CONSIDERAÇÕES FINAIS
A presente pesquisa buscou analisar o tema: “a contribuição da contabilidade consultiva sobre a longevidade da profissão contábil”.
Na apresentação de uma breve retrospectiva histórica da evolução da contabilidade, dos primórdios até os dias atuais, ficou evidenciado que a contabilidade, como ciência milenar, surgiu para atender à necessidade de controle do patrimônio pelos homens. Esta mesma contabilidade, surgida rudimentar, evoluiu com os avanços econômicos das civilizações, tornando-se atualidade imprescindível para impulsionar o Brasil ao concerto das nações desenvolvidas.

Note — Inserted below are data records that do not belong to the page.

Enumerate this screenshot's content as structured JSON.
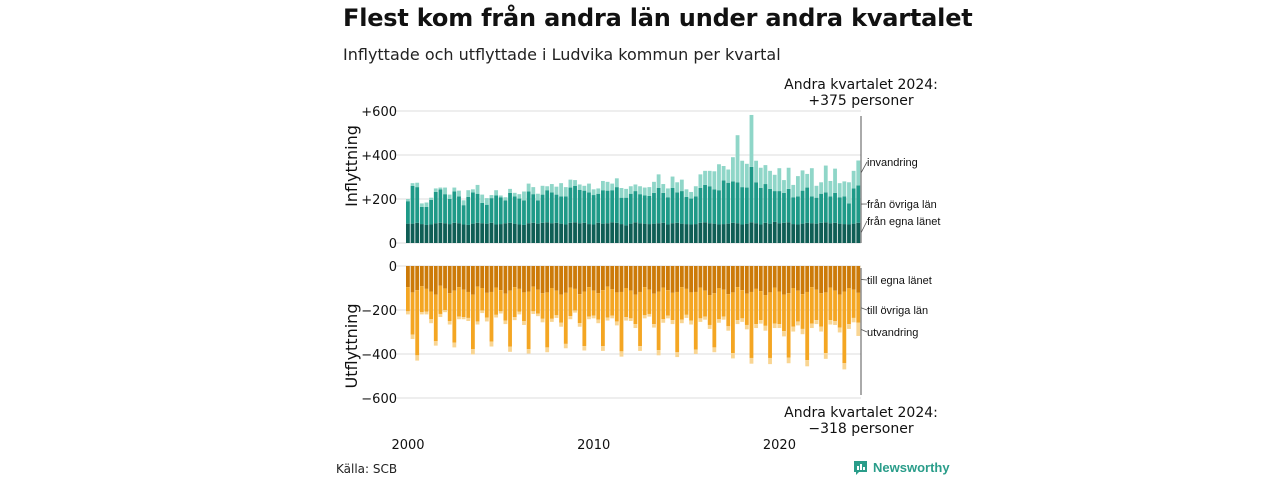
{
  "header": {
    "title": "Flest kom från andra län under andra kvartalet",
    "subtitle": "Inflyttade och utflyttade i Ludvika kommun per kvartal"
  },
  "footer": {
    "source": "Källa: SCB",
    "brand": "Newsworthy",
    "brand_icon": "bar-chart-icon"
  },
  "colors": {
    "in_local": "#0f5e55",
    "in_other": "#1e9a88",
    "in_foreign": "#8fd6c8",
    "out_local": "#cc7a08",
    "out_other": "#f4a623",
    "out_foreign": "#f9d592",
    "grid": "#dddddd",
    "marker_line": "#555555"
  },
  "chart_data": [
    {
      "type": "bar",
      "stacked": true,
      "title": "Inflyttning",
      "ylabel": "Inflyttning",
      "ylim": [
        0,
        600
      ],
      "yticks": [
        0,
        200,
        400,
        600
      ],
      "ytick_labels": [
        "0",
        "+200",
        "+400",
        "+600"
      ],
      "x_start": "2000 Q1",
      "x_end": "2024 Q2",
      "xticks": [
        "2000",
        "2010",
        "2020"
      ],
      "series": [
        {
          "name": "från egna länet",
          "values": [
            88,
            88,
            92,
            86,
            82,
            84,
            90,
            92,
            90,
            86,
            92,
            90,
            84,
            82,
            88,
            92,
            90,
            88,
            92,
            84,
            86,
            90,
            92,
            88,
            84,
            82,
            90,
            92,
            88,
            92,
            94,
            90,
            92,
            88,
            84,
            92,
            94,
            90,
            92,
            86,
            84,
            92,
            88,
            90,
            94,
            92,
            86,
            80,
            88,
            94,
            90,
            88,
            86,
            88,
            90,
            92,
            84,
            90,
            92,
            88,
            86,
            84,
            86,
            92,
            94,
            90,
            88,
            84,
            86,
            88,
            92,
            90,
            84,
            88,
            94,
            90,
            84,
            92,
            88,
            96,
            90,
            92,
            94,
            86,
            84,
            88,
            92,
            90,
            88,
            92,
            94,
            90,
            92,
            88,
            86,
            84,
            88,
            92
          ]
        },
        {
          "name": "från övriga län",
          "values": [
            102,
            172,
            162,
            78,
            82,
            112,
            142,
            152,
            132,
            114,
            142,
            122,
            88,
            128,
            142,
            132,
            92,
            86,
            112,
            132,
            122,
            104,
            136,
            124,
            118,
            112,
            144,
            130,
            106,
            128,
            146,
            140,
            128,
            124,
            128,
            160,
            166,
            152,
            146,
            144,
            134,
            132,
            152,
            148,
            146,
            162,
            120,
            126,
            136,
            142,
            132,
            128,
            128,
            140,
            160,
            136,
            124,
            160,
            138,
            148,
            124,
            118,
            126,
            158,
            170,
            168,
            156,
            156,
            198,
            186,
            188,
            186,
            170,
            164,
            252,
            186,
            166,
            176,
            158,
            140,
            146,
            136,
            152,
            122,
            128,
            150,
            160,
            122,
            118,
            132,
            136,
            122,
            136,
            120,
            126,
            96,
            160,
            170
          ]
        },
        {
          "name": "invandring",
          "values": [
            10,
            12,
            20,
            16,
            20,
            10,
            16,
            8,
            30,
            20,
            18,
            26,
            22,
            30,
            14,
            40,
            38,
            30,
            14,
            24,
            8,
            14,
            18,
            16,
            20,
            40,
            36,
            32,
            30,
            40,
            18,
            38,
            36,
            60,
            42,
            36,
            26,
            24,
            22,
            40,
            26,
            24,
            42,
            40,
            30,
            40,
            44,
            40,
            34,
            30,
            36,
            36,
            40,
            50,
            62,
            40,
            40,
            52,
            46,
            52,
            34,
            30,
            46,
            62,
            64,
            70,
            82,
            118,
            66,
            60,
            110,
            214,
            120,
            108,
            236,
            98,
            92,
            86,
            82,
            74,
            104,
            58,
            96,
            56,
            92,
            92,
            62,
            128,
            54,
            52,
            122,
            70,
            110,
            64,
            68,
            96,
            80,
            113
          ]
        }
      ]
    },
    {
      "type": "bar",
      "stacked": true,
      "title": "Utflyttning",
      "ylabel": "Utflyttning",
      "ylim": [
        -600,
        0
      ],
      "yticks": [
        0,
        -200,
        -400,
        -600
      ],
      "ytick_labels": [
        "0",
        "−200",
        "−400",
        "−600"
      ],
      "x_start": "2000 Q1",
      "x_end": "2024 Q2",
      "xticks": [
        "2000",
        "2010",
        "2020"
      ],
      "series": [
        {
          "name": "till egna länet",
          "values": [
            -96,
            -120,
            -110,
            -92,
            -104,
            -116,
            -130,
            -90,
            -102,
            -124,
            -112,
            -96,
            -108,
            -118,
            -130,
            -94,
            -100,
            -122,
            -118,
            -98,
            -110,
            -126,
            -112,
            -96,
            -104,
            -120,
            -116,
            -94,
            -108,
            -124,
            -120,
            -100,
            -112,
            -130,
            -122,
            -98,
            -104,
            -128,
            -116,
            -96,
            -112,
            -124,
            -110,
            -94,
            -106,
            -120,
            -118,
            -100,
            -112,
            -130,
            -118,
            -96,
            -108,
            -126,
            -116,
            -98,
            -110,
            -122,
            -118,
            -96,
            -104,
            -120,
            -118,
            -98,
            -112,
            -132,
            -124,
            -100,
            -108,
            -128,
            -120,
            -96,
            -110,
            -126,
            -118,
            -104,
            -114,
            -132,
            -120,
            -98,
            -116,
            -130,
            -124,
            -100,
            -112,
            -128,
            -118,
            -96,
            -108,
            -124,
            -120,
            -98,
            -112,
            -130,
            -116,
            -100,
            -108,
            -122
          ]
        },
        {
          "name": "till övriga län",
          "values": [
            -110,
            -192,
            -296,
            -118,
            -104,
            -126,
            -212,
            -128,
            -98,
            -126,
            -236,
            -134,
            -124,
            -118,
            -248,
            -158,
            -102,
            -112,
            -226,
            -124,
            -96,
            -122,
            -254,
            -136,
            -104,
            -130,
            -262,
            -112,
            -108,
            -116,
            -250,
            -140,
            -112,
            -128,
            -232,
            -130,
            -98,
            -132,
            -248,
            -134,
            -114,
            -120,
            -254,
            -140,
            -120,
            -132,
            -270,
            -132,
            -126,
            -134,
            -246,
            -128,
            -110,
            -138,
            -266,
            -144,
            -116,
            -124,
            -274,
            -148,
            -118,
            -128,
            -262,
            -140,
            -118,
            -136,
            -246,
            -142,
            -122,
            -146,
            -276,
            -150,
            -128,
            -142,
            -300,
            -160,
            -132,
            -140,
            -298,
            -164,
            -148,
            -166,
            -292,
            -176,
            -140,
            -158,
            -310,
            -166,
            -138,
            -152,
            -276,
            -148,
            -138,
            -150,
            -326,
            -164,
            -128,
            -136
          ]
        },
        {
          "name": "utvandring",
          "values": [
            -14,
            -20,
            -24,
            -10,
            -12,
            -18,
            -20,
            -14,
            -10,
            -16,
            -22,
            -12,
            -10,
            -14,
            -24,
            -14,
            -12,
            -18,
            -22,
            -12,
            -10,
            -16,
            -24,
            -14,
            -12,
            -18,
            -20,
            -12,
            -12,
            -16,
            -22,
            -14,
            -12,
            -18,
            -20,
            -14,
            -10,
            -16,
            -20,
            -12,
            -12,
            -16,
            -22,
            -14,
            -12,
            -18,
            -24,
            -16,
            -12,
            -18,
            -22,
            -14,
            -12,
            -16,
            -24,
            -16,
            -12,
            -18,
            -22,
            -16,
            -14,
            -18,
            -20,
            -16,
            -14,
            -18,
            -22,
            -16,
            -14,
            -20,
            -24,
            -18,
            -16,
            -20,
            -26,
            -18,
            -16,
            -22,
            -28,
            -20,
            -18,
            -24,
            -26,
            -22,
            -18,
            -24,
            -28,
            -20,
            -18,
            -22,
            -26,
            -20,
            -18,
            -22,
            -28,
            -22,
            -20,
            -60
          ]
        }
      ]
    }
  ],
  "annotations": {
    "top_line1": "Andra kvartalet 2024:",
    "top_line2": "+375 personer",
    "bottom_line1": "Andra kvartalet 2024:",
    "bottom_line2": "−318 personer"
  }
}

No entanto, até agora a evolução tem sido lenta, mas a globalização trouxe novas e variadas demandas no fazer contábil, exigindo-se uma postura muito mais arrojada e proativa tanto dos profissionais, quanto das Entidades representativas da Classe.
Um dos grandes desafios dos dias atuais é criar soluções em educação que permitam disseminar o conhecimento em contabilidade, equacionando a grande extensão territorial do país, o número expressivo de profissionais registrados em todos os Estados da Federação, as diferenças nos níveis de formação e o reduzido número de professores qualificados em relação à quantidade de cursos de graduação em ciências contábeis ofertados pelas IES e também à demanda por educação continuada por parte dos profissionais que já se encontram no mercado.